На рассвете Корнилов приказал просемафорить на линию заграждения, чтобы шаланды и гребные суда, назначенные принимать тяжести, а затем и людей, отошли от затопляемых кораблей. Вслед за тем пяти пароходам, в том числе и «Громоносцу», подали сигнал: стать в линию вдоль затопляемых кораблей левым бортом к ним на расстоянии кабельтова, не класть якорей и держаться на парах.
Когда пароходы заняли свои места («Громоносец» пришелся против «Трех святителей»), крики на кораблях затихли.
Корнилов и Нахимов сели в шлюпку и с Андреем Могученко на руле направились к входу на рейд.

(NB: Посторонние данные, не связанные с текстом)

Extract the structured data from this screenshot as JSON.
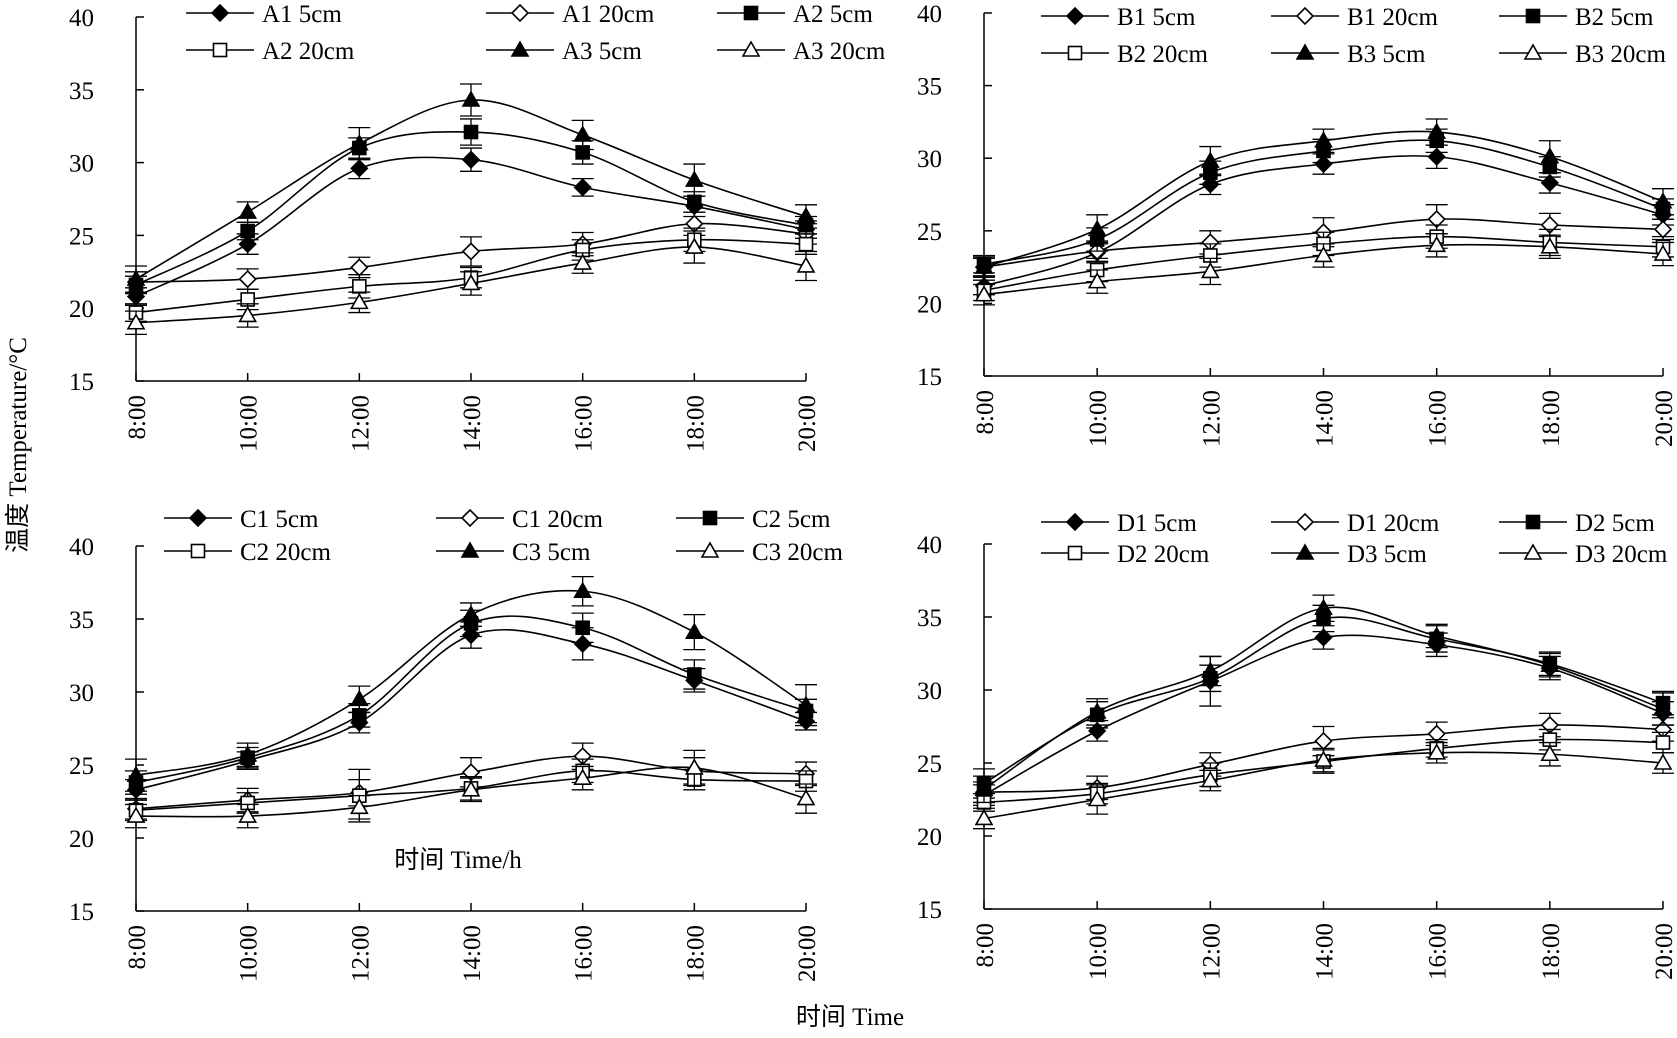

В беседе наедине Корнилов и Нахимов согласились, что им предпринять. Нахимов уверял Корнилова, что открытого возмущения быть не может. Он догадывался, что экипажи семи обреченных кораблей все еще не теряют надежды, что приказ отменят, и выигрывают время до подъема флага. Матросы не сомневались, что флаги будут подняты и на обреченных кораблях. А если поднимут флаги, то при свете дня на глазах у всего Севастополя флагов не спустят. Корнилов согласился, что он не решится ни распорядиться спуском флагов, ни топить корабли с поднятыми флагами. И, стало быть, приговоренные корабли выгадывали день жизни. Очевидно, вся сила была в команде корабля «Три святителя». Туда и направились адмиралы. Пароходы назначались затем, чтобы устрашить непокорных и в случае нужды ускорить их потопление снарядами в подводную часть кораблей.